İmam - Din Görevlisi

Son güncelleme: 18.09.2008 02:27
  • İmam kelimesi önder, lider, rehber gibi anlamlara gelmektedir. Ayrıca, görüş ve fikirleriyle öncülük etmiş olan kişiye de denir. Siyasi anlamda da devlet yöneticisine bu isim verilmiştir. Bu yazımız imam kelimesinin anlamları değil, imam ve tabisi olan cemaat arasındaki mesafeye dairdir. Fıkha göre namazda, imam ile cemaat arasındaki fark bir topuk hizasından az olmamalıdır. Bugünkü camilerimizde bir seccade boyu imamlar cemaatin önünde namazı eda etmektedir.
    İmam ve cemaat ilişkisinin belli kuralları vardır. İmamın her hatasında imama tabi olunmaz. Kiminde uyulur, kiminde imam uyarılır, kiminde ise imamdan ayrılınır. Gözü ve gönlü kapalı olarak imama tabi olunmaz.
    İmam sadece namazda önder değildir ve olmamalıdır. Zaten imam olmanın şartlarının ilki Kur'an'ı anlamak ve bilmektir.

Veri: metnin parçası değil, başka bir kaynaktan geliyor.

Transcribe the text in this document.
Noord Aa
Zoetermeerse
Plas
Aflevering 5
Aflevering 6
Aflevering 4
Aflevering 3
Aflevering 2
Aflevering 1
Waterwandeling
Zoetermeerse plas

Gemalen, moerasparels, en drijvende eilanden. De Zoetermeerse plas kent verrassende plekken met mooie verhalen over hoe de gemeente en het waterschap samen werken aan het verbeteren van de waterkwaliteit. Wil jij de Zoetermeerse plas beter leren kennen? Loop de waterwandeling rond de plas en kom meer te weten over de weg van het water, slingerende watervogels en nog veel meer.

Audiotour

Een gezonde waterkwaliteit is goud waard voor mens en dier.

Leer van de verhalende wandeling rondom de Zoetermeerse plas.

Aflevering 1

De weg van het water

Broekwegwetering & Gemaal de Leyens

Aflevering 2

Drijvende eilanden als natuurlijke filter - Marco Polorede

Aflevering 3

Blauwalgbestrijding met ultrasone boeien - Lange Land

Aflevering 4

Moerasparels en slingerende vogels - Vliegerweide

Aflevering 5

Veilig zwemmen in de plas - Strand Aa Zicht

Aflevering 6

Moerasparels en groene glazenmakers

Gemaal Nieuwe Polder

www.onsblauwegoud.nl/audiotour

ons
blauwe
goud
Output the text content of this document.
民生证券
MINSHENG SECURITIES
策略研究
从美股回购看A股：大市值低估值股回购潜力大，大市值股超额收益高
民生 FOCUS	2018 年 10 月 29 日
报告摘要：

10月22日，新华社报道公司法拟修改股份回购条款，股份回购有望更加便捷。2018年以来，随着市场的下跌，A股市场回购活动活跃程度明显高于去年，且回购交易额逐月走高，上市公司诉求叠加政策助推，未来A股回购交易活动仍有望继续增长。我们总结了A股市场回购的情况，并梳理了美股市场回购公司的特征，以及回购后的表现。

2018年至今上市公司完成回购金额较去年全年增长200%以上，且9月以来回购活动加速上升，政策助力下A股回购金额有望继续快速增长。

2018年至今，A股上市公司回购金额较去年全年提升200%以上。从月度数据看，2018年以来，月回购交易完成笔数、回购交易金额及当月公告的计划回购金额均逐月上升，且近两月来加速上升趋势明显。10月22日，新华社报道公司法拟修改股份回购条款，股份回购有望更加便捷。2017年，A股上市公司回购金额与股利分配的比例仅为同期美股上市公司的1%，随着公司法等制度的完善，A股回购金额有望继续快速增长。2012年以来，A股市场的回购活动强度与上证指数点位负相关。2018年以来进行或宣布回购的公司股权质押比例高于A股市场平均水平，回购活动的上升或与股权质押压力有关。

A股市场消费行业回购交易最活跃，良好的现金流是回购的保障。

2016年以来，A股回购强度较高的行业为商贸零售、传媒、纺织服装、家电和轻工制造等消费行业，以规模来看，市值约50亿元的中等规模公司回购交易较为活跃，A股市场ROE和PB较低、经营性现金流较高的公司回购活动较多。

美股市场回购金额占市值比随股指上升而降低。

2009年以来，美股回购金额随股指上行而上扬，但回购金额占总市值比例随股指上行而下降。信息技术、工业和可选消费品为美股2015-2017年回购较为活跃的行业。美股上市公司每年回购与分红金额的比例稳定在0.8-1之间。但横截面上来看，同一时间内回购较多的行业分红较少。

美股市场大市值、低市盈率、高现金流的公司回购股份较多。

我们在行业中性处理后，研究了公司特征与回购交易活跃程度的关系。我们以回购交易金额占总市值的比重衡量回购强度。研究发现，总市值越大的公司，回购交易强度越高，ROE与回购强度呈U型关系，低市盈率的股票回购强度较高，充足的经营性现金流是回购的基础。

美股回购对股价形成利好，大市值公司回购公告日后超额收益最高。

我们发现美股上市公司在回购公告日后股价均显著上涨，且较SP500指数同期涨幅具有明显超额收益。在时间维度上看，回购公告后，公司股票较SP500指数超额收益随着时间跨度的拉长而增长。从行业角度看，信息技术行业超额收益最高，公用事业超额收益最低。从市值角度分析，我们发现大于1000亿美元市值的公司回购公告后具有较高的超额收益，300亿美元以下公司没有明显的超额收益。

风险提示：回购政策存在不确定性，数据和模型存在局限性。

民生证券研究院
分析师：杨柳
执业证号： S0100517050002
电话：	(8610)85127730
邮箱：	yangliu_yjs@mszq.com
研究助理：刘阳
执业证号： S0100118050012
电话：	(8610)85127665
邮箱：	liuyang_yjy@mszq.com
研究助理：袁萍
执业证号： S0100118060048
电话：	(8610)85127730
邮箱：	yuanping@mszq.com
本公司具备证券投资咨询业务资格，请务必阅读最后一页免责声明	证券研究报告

Okumak yetmez mi derseniz, okumak anlamak ve tefekkür için değil midir?
    Dinin en temel ibadeti, tevhid ve namaz ile zekattır. Namaz dinin olmazsa olmaz şartlarındandır. Namaz tüm iyilikleri içinde barındırır. İbadetlerin tohumu, çekirdeği veya fidanıdır. Aslına bakarsak hayatında Kur'an bulunanların hakkıdır imamlık. Cemaatin önüne geçmekteki iktisabı daha çok ilim ve amel sebebiyle olmalıdır. Sadece namaza dair bir okuyuş ve ihtisas değil aynı zamanda hayata dair duruşu da imamlık için gereken şart olmalıdır.
    Namaz dışında görüş ve duruşuna itibar edilmeyen kişinin imameti sadece kendi nefsi için yeterlidir. 27 kat sevap elde etmek için bu farkı kazandıracak rehberliğe ihtiyaç vardır.
    Sohbet ve konuşmalarında da imam olmak şuuruyla hareket edebilmelidir. Değil yalan ve haramdan, ihtiyaç olmayan mubah konuşmalardan da şiddetle kaçınmalıdır.
    Giysisi sade, özenli, temiz olmalıdır. Elbise şehvetine düşkün bir anlayışa batmamalıdır. Elbisesiyle de imam olmalıdır.
    Tüm amelleri saymak yerine ölçüyü tekrarlarsak, imam namaz öncesi ve sonrasıyla imamlığını her alanda ve amelde ispat edercesine itinalı olmalıdır. Sadece; namazda tekbir ve selam arasında değil, doğum ve ölüm arasında da imam olabilmelidir.
    İmam ve müezzin namaza gelirken yürüyüşüyle selamıyla ve tebessümüyle kendini gösterir. Din görevlisi sünnete bağlılığı ve ulvi derinliği ile cemaatine önder olur. Onlar adeta yaşayan bir ekol olmalıdır.

    İmamlık meslek olmamalıdır, muhabbet olmalıdır. İmamlık sorumluluğu sadece camiye gelen cemaat değil, gelmeyen ve kılmayanların da sorumluluğunu hissedebilmektir. Belki de mezarlarda ziyaretçilerden mahrum olanların dua hakkını ifa edebilmeyi dahi omuzlarında bilmelidir. Kısacası kendi nefsinin imamı olduğunu bilemeyenin cemaate imam olması mümkün müdür?